Tormod told Norwegian TV2Netavisen that Tomas fell when rappelling down a 150 ft rock cliff at around 8500 meters. The snow anchor broke off and Tomas is believed to have been knocked unconscious during the fall, continuing to slide down the wall.
Swedes Olof Sundström and Martin Letzter summited Everest from the North side on May 16, 2006 at 9:30 am Chinese time.

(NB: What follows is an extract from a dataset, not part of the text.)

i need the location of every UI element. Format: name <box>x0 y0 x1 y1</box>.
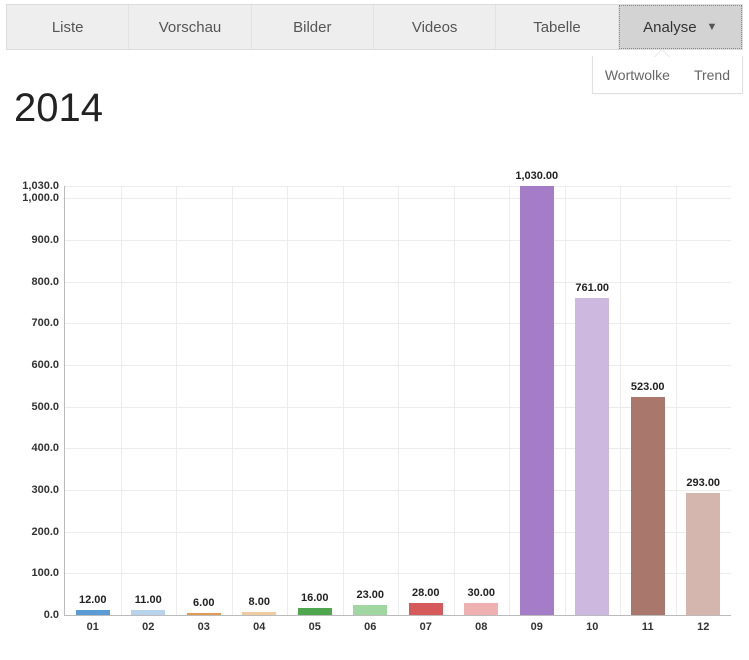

Olof became the first man to Telemark off the summit of Everest. "Only a few turns later, skis had to be removed however, as the North Ridge was far to barren to allow skiing at this time - thus we retreated down close to the climbing route, repeating the route Kammerlander had skied in the 90s, skiing snow covered sections and down climbing rock," reported the climbers.
Italian Hans Kammerlander also skied down the north side of Everest after a speed ascent in 1996. However, his was not a complete ascent, and he didn't start skiing from the actual summit, but from 7800m.
Marco Siffredi snowboarded down the Norton Couloir in 2001, after summitting through the normal route with Himex. Only one year later, on September 8, 2002 Marco attempted a snowboard descent of the steep Hornbein Couloir. He arrived at the summit at approximately 2:00 p.m. and waited for about an hour for the clouds to dissipate before starting on his way down. Teammate Olivier Besson watched Siffredi through a telescope at Advanced Base Camp. At about 3:30 p.m., Siffredi slipped from view and was never seen nor heard from again.